While looking through the code to find out why this happened, I took this screenshot, which shows red lines at the points I was asking the TTF-font to render each line:
|Why using the wrong height looks wrong.|
The fonts were also drawn about too small, as WME used a dpi that was 4/3 of what ScummVM uses in it's TTF-code (96 vs 72), simply multiplying the font-size specified by the scripts made the font a lot better, although, there were still some issues relating to the "layering" that WME does to get the shadowed-fonts it has. As it turns out, this was done by drawing the same line multiple times with different colour-values, at differing offsets. The current draw-code did something rather silly when it got offsets (well, it simply changed the left and top parts of the rect that specifies the draw-area, without making sure the width stayed the same, making it an odd skew-and-scale-operation). Fixing that as well provided the following result:
|Font-drawing after fixing offsets and sizing.|
Making sure we even bother to use the text alignment the scripts ask for, as well as mostly the right colours, provides quite an improvement for Dirty Split too, compare last posts font-rendering:
|Last week's rendering|
To this weeks version of the exact same scene:
|This weeks rendering|
It's not perfect, as the text should be a bit lighter, but it's getting there atleast.

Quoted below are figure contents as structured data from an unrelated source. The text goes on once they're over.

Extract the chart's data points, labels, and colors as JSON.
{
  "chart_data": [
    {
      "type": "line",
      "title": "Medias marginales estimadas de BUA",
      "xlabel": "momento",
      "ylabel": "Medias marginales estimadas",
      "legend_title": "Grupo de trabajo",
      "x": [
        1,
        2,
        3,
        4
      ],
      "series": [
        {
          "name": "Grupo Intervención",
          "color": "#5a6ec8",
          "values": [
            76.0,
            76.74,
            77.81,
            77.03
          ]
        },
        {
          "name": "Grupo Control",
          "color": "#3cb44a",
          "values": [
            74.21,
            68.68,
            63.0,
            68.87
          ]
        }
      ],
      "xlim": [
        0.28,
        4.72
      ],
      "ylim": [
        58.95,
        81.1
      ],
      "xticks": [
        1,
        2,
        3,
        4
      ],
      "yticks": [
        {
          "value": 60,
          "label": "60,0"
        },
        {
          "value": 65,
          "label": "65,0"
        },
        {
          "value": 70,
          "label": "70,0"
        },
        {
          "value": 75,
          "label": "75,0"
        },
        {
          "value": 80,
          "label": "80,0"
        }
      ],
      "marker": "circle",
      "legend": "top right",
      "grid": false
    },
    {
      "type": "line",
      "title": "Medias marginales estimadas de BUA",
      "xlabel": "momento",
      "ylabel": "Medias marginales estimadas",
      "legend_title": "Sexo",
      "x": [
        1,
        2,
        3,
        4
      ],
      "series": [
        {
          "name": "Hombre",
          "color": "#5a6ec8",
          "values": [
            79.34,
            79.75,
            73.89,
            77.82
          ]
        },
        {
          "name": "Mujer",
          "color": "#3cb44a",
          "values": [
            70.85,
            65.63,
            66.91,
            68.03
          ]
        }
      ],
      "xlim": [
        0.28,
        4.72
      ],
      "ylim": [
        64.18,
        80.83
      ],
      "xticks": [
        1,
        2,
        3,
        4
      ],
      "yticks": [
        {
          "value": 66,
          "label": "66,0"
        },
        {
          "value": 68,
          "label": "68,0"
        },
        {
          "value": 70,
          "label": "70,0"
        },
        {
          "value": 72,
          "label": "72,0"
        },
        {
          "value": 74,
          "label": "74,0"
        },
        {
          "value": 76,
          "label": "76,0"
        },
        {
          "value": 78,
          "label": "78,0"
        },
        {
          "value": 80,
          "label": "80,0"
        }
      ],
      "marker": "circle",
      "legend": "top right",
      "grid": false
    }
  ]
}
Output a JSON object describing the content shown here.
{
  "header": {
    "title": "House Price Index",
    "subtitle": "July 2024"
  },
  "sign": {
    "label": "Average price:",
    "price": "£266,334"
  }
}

String-concatenation works again:... and I didn't even know I broke it, well, turns out I must have replaced some variable-names in the II_ADD-script-function, and forgot to make sure everything was changed correctly, which made concatenation of strings always return NULL instead of what it was supposed to return, thus making things like SetImage completely broken, putting that right again, provided one of the biggest leaps of functionality I've seen in a while:
|What difference one single variable-name can have.|
Entity-videos now work tooI forgot that I had to add a few bits and pieces to AdEntity too, to get the videos working for non-fullscreen scenes like this one:
|Waking up all alone in the middle of nowhere, literally.|
As a final comparison: Look at this picture from last week:
|Last week's "Enter manual override"|
|This week's version of the same scene|
In the upper picture you can see the rectangular box that the videos are being played in, that is hidden by the alpha masking now. Also note the difference in the menu-buttons, and the alignment and presentation of the text. You'd almost think that the demo was completable now...
And it is:
After fixing all of the above, and getting rid of a few hundred megabytes of memory leaks, the game still hung when going down to the planet, so I started looking, and it turns out that the string-splitter function had a bug that caused it to never move on from the first token, but simply continued to push that token to it's result-list, thus eating up a few gigabytes in a matter of seconds. Replacing the STL-string-like solution with ScummVM's Common::StringTokenizer, fixed the issue, and allowed me to complete the planet-side mission, thus letting me complete the last two puzzles.